The AG also told [Card and Gonzales] that he was barred from obtaining the advice he needed on the program by the strict compartmentalization rules of the WH.

But the IG Report raises new and different questions about when–and to what degree–John Ashcroft was read into Cheney’s illegal domestic surveillance program. It includes the same details as Gonzales and Mueller have already revealed (though it looks like Gonzales was rather more cautious when speaking with the IG than before, and the IG appears not to have asked Mueller for his version of the story).

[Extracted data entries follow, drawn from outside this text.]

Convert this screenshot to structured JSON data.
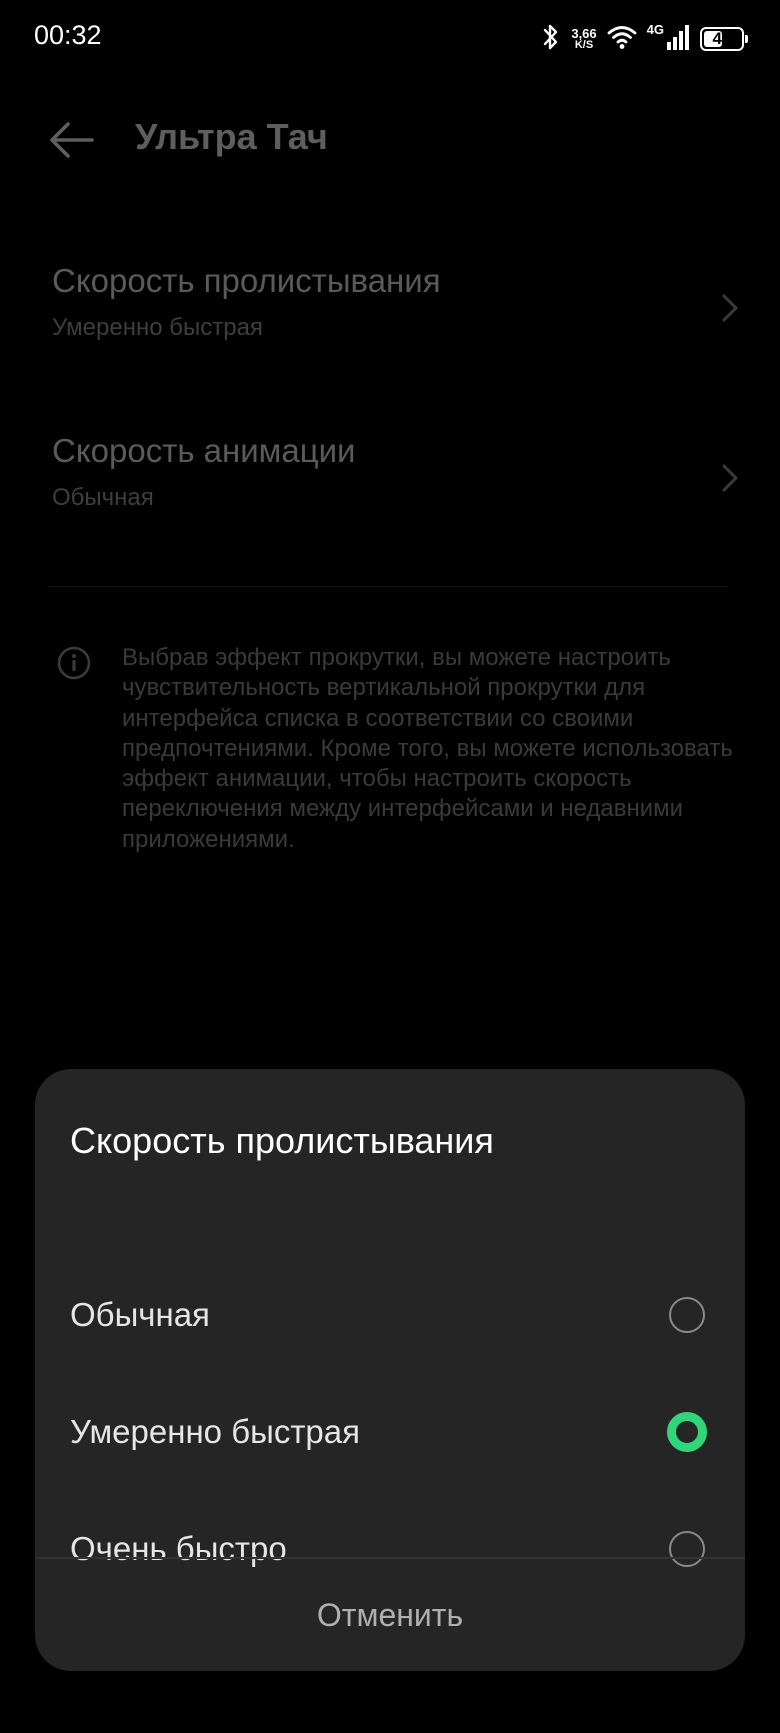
{
  "status_bar": {
    "time": "00:32",
    "net_speed_value": "3,66",
    "net_speed_unit": "K/S",
    "network_type": "4G",
    "battery_level": "42"
  },
  "header": {
    "title": "Ультра Тач"
  },
  "settings": [
    {
      "title": "Скорость пролистывания",
      "value": "Умеренно быстрая"
    },
    {
      "title": "Скорость анимации",
      "value": "Обычная"
    }
  ],
  "info": {
    "text": "Выбрав эффект прокрутки, вы можете настроить чувствительность вертикальной прокрутки для интерфейса списка в соответствии со своими предпочтениями. Кроме того, вы можете использовать эффект анимации, чтобы настроить скорость переключения между интерфейсами и недавними приложениями."
  },
  "dialog": {
    "title": "Скорость пролистывания",
    "options": [
      {
        "label": "Обычная",
        "selected": false
      },
      {
        "label": "Умеренно быстрая",
        "selected": true
      },
      {
        "label": "Очень быстро",
        "selected": false
      }
    ],
    "cancel_label": "Отменить"
  },
  "colors": {
    "accent": "#2fd67a",
    "sheet_background": "#252525",
    "background": "#000000"
  }
}
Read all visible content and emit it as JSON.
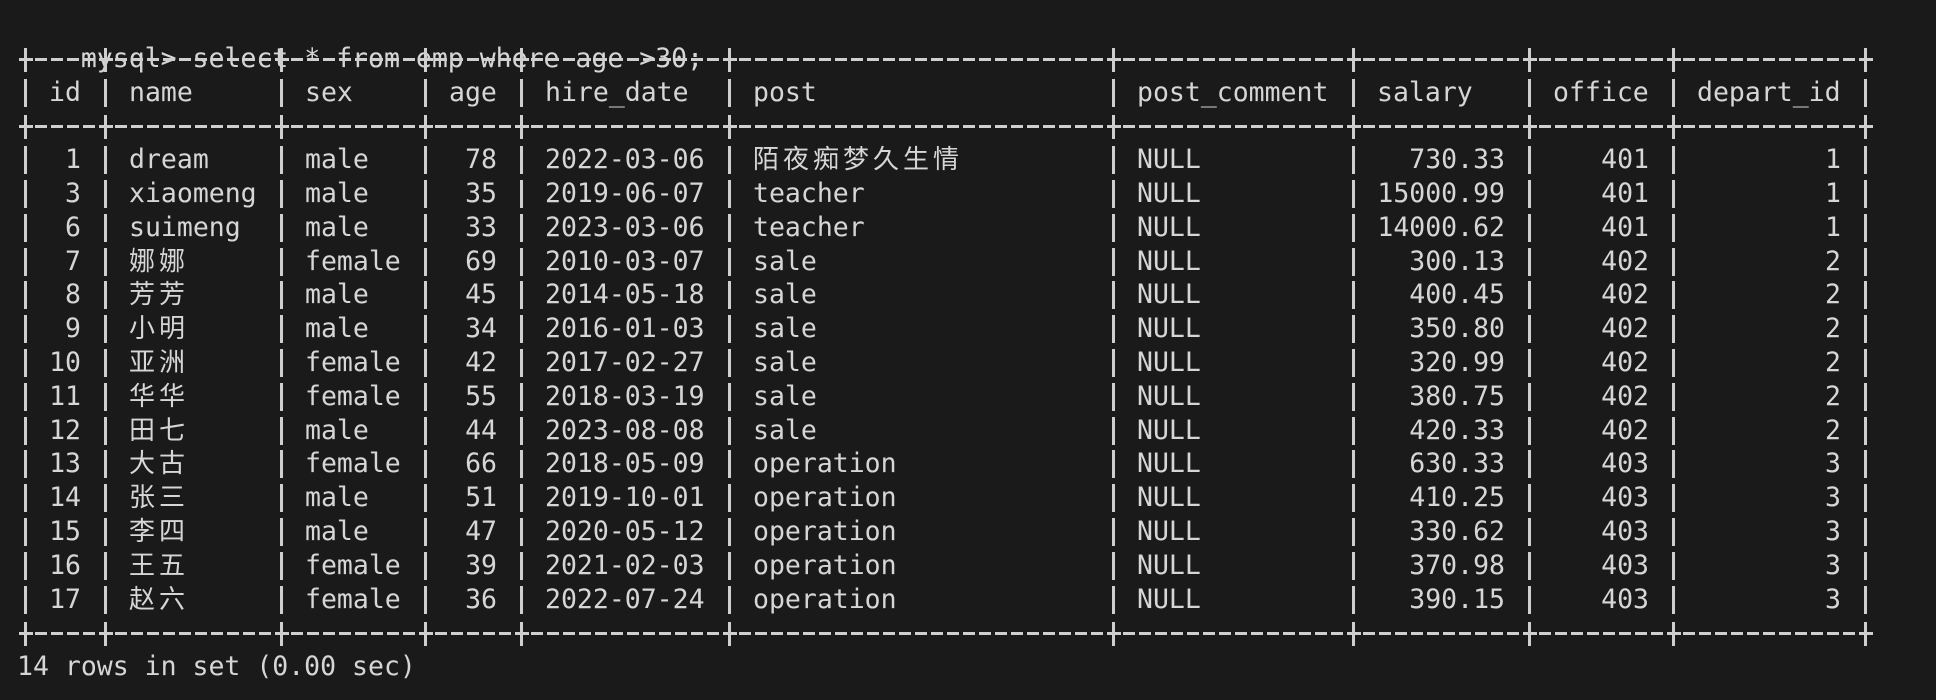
{
  "terminal": {
    "prompt": "mysql> ",
    "command": "select * from emp where age >30;",
    "footer": "14 rows in set (0.00 sec)"
  },
  "table": {
    "columns": [
      {
        "key": "id",
        "label": "id",
        "align": "right"
      },
      {
        "key": "name",
        "label": "name",
        "align": "left"
      },
      {
        "key": "sex",
        "label": "sex",
        "align": "left"
      },
      {
        "key": "age",
        "label": "age",
        "align": "right"
      },
      {
        "key": "hire_date",
        "label": "hire_date",
        "align": "left"
      },
      {
        "key": "post",
        "label": "post",
        "align": "left"
      },
      {
        "key": "post_comment",
        "label": "post_comment",
        "align": "left"
      },
      {
        "key": "salary",
        "label": "salary",
        "align": "right"
      },
      {
        "key": "office",
        "label": "office",
        "align": "right"
      },
      {
        "key": "depart_id",
        "label": "depart_id",
        "align": "right"
      }
    ],
    "rows": [
      [
        "1",
        "dream",
        "male",
        "78",
        "2022-03-06",
        "陌夜痴梦久生情",
        "NULL",
        "730.33",
        "401",
        "1"
      ],
      [
        "3",
        "xiaomeng",
        "male",
        "35",
        "2019-06-07",
        "teacher",
        "NULL",
        "15000.99",
        "401",
        "1"
      ],
      [
        "6",
        "suimeng",
        "male",
        "33",
        "2023-03-06",
        "teacher",
        "NULL",
        "14000.62",
        "401",
        "1"
      ],
      [
        "7",
        "娜娜",
        "female",
        "69",
        "2010-03-07",
        "sale",
        "NULL",
        "300.13",
        "402",
        "2"
      ],
      [
        "8",
        "芳芳",
        "male",
        "45",
        "2014-05-18",
        "sale",
        "NULL",
        "400.45",
        "402",
        "2"
      ],
      [
        "9",
        "小明",
        "male",
        "34",
        "2016-01-03",
        "sale",
        "NULL",
        "350.80",
        "402",
        "2"
      ],
      [
        "10",
        "亚洲",
        "female",
        "42",
        "2017-02-27",
        "sale",
        "NULL",
        "320.99",
        "402",
        "2"
      ],
      [
        "11",
        "华华",
        "female",
        "55",
        "2018-03-19",
        "sale",
        "NULL",
        "380.75",
        "402",
        "2"
      ],
      [
        "12",
        "田七",
        "male",
        "44",
        "2023-08-08",
        "sale",
        "NULL",
        "420.33",
        "402",
        "2"
      ],
      [
        "13",
        "大古",
        "female",
        "66",
        "2018-05-09",
        "operation",
        "NULL",
        "630.33",
        "403",
        "3"
      ],
      [
        "14",
        "张三",
        "male",
        "51",
        "2019-10-01",
        "operation",
        "NULL",
        "410.25",
        "403",
        "3"
      ],
      [
        "15",
        "李四",
        "male",
        "47",
        "2020-05-12",
        "operation",
        "NULL",
        "330.62",
        "403",
        "3"
      ],
      [
        "16",
        "王五",
        "female",
        "39",
        "2021-02-03",
        "operation",
        "NULL",
        "370.98",
        "403",
        "3"
      ],
      [
        "17",
        "赵六",
        "female",
        "36",
        "2022-07-24",
        "operation",
        "NULL",
        "390.15",
        "403",
        "3"
      ]
    ]
  },
  "colors": {
    "background": "#1a1a1a",
    "text": "#d6d6d6"
  }
}
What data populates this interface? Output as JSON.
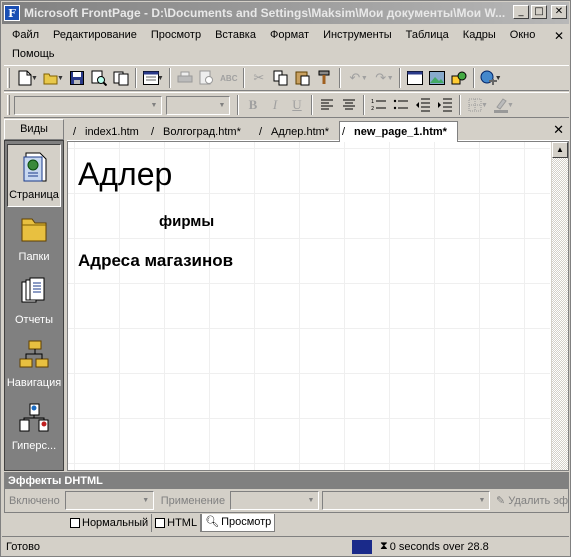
{
  "app": {
    "title": "Microsoft FrontPage - D:\\Documents and Settings\\Maksim\\Мои документы\\Мои W...",
    "title_buttons": {
      "minimize": "_",
      "maximize": "□",
      "close": "✕"
    }
  },
  "menu": {
    "items": [
      "Файл",
      "Редактирование",
      "Просмотр",
      "Вставка",
      "Формат",
      "Инструменты",
      "Таблица",
      "Кадры",
      "Окно",
      "Помощь"
    ],
    "close_glyph": "✕"
  },
  "views": {
    "header": "Виды",
    "items": [
      {
        "label": "Страница",
        "icon": "page-view-icon",
        "selected": true
      },
      {
        "label": "Папки",
        "icon": "folder-view-icon",
        "selected": false
      },
      {
        "label": "Отчеты",
        "icon": "reports-view-icon",
        "selected": false
      },
      {
        "label": "Навигация",
        "icon": "navigation-view-icon",
        "selected": false
      },
      {
        "label": "Гиперс...",
        "icon": "hyperlinks-view-icon",
        "selected": false
      }
    ]
  },
  "doc_tabs": {
    "tabs": [
      "index1.htm",
      "Волгоград.htm*",
      "Адлер.htm*",
      "new_page_1.htm*"
    ],
    "active_index": 3,
    "close_glyph": "✕"
  },
  "document": {
    "heading1": "Адлер",
    "subtitle": "фирмы",
    "heading2": "Адреса магазинов"
  },
  "dhtml": {
    "title": "Эффекты DHTML",
    "on_label": "Включено",
    "apply_label": "Применение",
    "remove_label": "Удалить эф"
  },
  "mode_tabs": {
    "tabs": [
      "Нормальный",
      "HTML",
      "Просмотр"
    ],
    "active_index": 2
  },
  "status": {
    "text": "Готово",
    "time": "0 seconds over 28.8"
  }
}
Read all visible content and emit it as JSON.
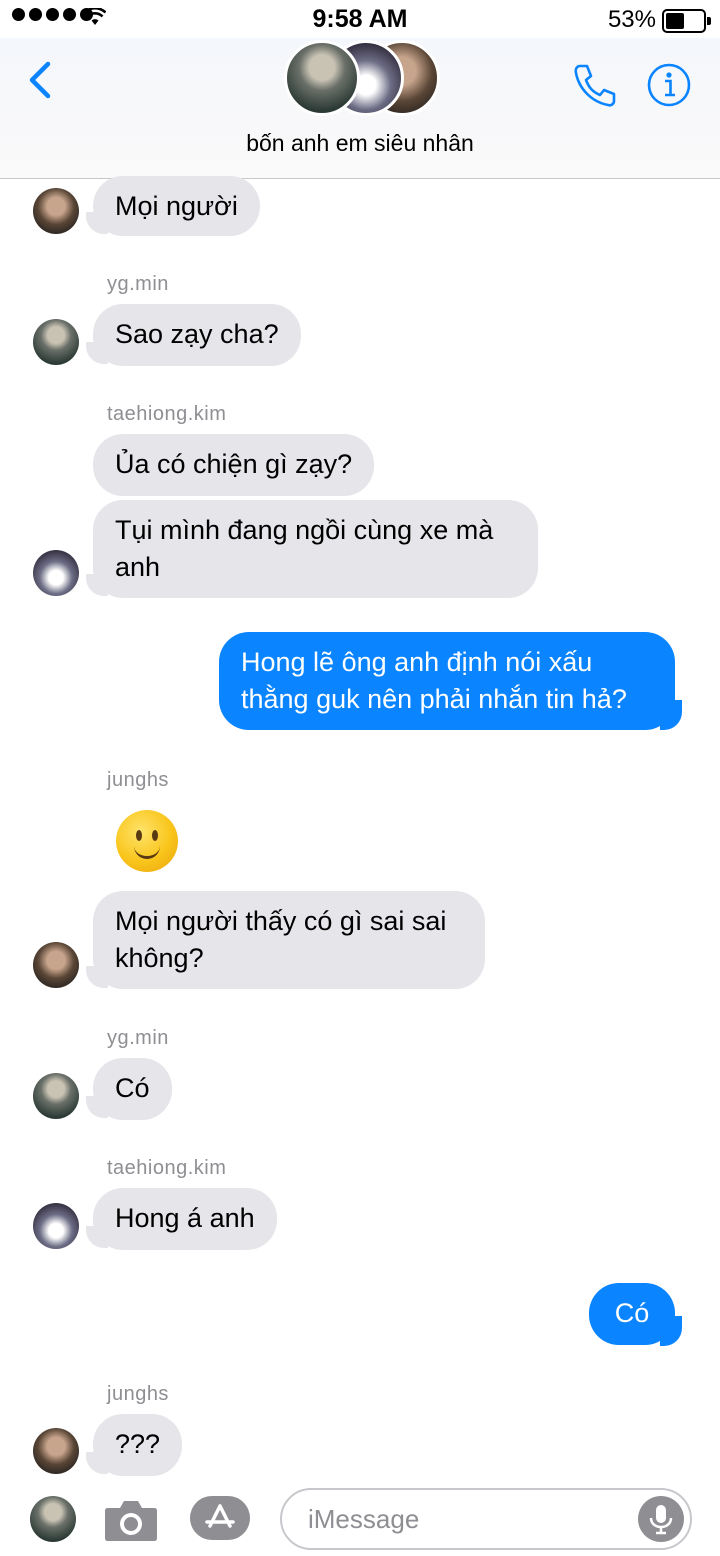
{
  "status_bar": {
    "time": "9:58 AM",
    "battery": "53%",
    "battery_level": 0.53
  },
  "header": {
    "group_name": "bốn anh em siêu nhân",
    "icons": [
      "back-chevron-icon",
      "phone-icon",
      "info-icon"
    ]
  },
  "messages": [
    {
      "sender": "",
      "text": "Mọi người"
    },
    {
      "sender": "yg.min",
      "text": "Sao zạy cha?"
    },
    {
      "sender": "taehiong.kim",
      "text": "Ủa có chiện gì zạy?"
    },
    {
      "sender": "",
      "text_line1": "Tụi mình đang ngồi cùng xe mà",
      "text_line2": "anh"
    },
    {
      "sender": "me",
      "text_line1": "Hong lẽ ông anh định nói xấu",
      "text_line2": "thằng guk nên phải nhắn tin hả?"
    },
    {
      "sender": "junghs",
      "emoji": "slightly-smiling-face"
    },
    {
      "sender": "",
      "text_line1": "Mọi người thấy có gì sai sai",
      "text_line2": "không?"
    },
    {
      "sender": "yg.min",
      "text": "Có"
    },
    {
      "sender": "taehiong.kim",
      "text": "Hong á anh"
    },
    {
      "sender": "me",
      "text": "Có"
    },
    {
      "sender": "junghs",
      "text": "???"
    }
  ],
  "composer": {
    "placeholder": "iMessage",
    "icons": [
      "camera-icon",
      "app-store-icon",
      "microphone-icon"
    ]
  },
  "colors": {
    "accent": "#0a84ff",
    "incoming_bubble": "#e5e5ea",
    "sender_text": "#8e8e93"
  }
}
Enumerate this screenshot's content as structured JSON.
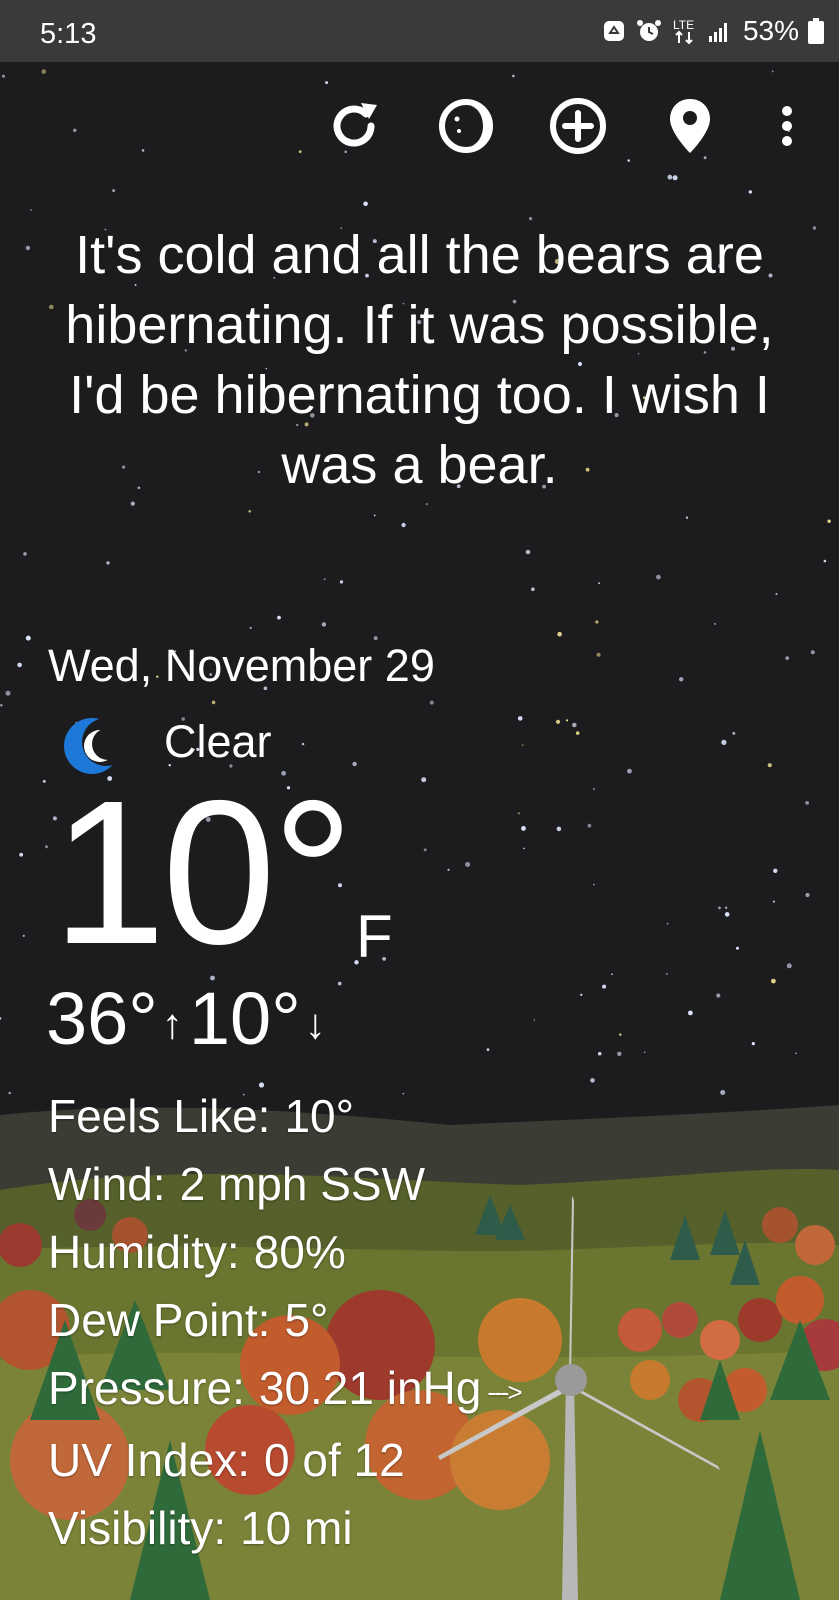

Former Attorney General Gonzales and former OLC Assistant Attorney General Bybee both told the DOJ OIG that they did not know how Yoo became responsible for analyzing the legality of the PSP.

[snip]

Gonzales told the DOJ OIG that the Yoo opinions represented the legal opinion of DOJ, and that it was Ashcroft’s decision as to how to satisfy his obligations as Attorney General. Gonzales told the DOJ OIG that Ashcroft complained to the White House that it was "inconvenient" not to have the Deputy Attorney General or Ashcroft’s Chief of Staff read into the PSP, but Gonzales also stated that he never got the sense from Ashcroft that this affected the quality of the legal advice about the program that DOJ provided to the White House. As noted, Ashcroft declined the DOJ OIG’s request for an interview. The DOJ OIG therefore was unable to determine from Ashcroft whether he sought additional DOJ read-ins to assist in the legal analysis of the program, how hard he may have pressed for these additional read-ins, or whether he believed he was receiving adequate legal advice about the program from Yoo alone during this early phase of the PSP.

But there’s one big–huge–tell about whether or not Ashcroft conducted sufficient analysis of this program to approve its legality: 

Attorney General John Ashcroft approved the first Presidential Authorization for the PSP as to "form and legality" on the same day he was read into the program.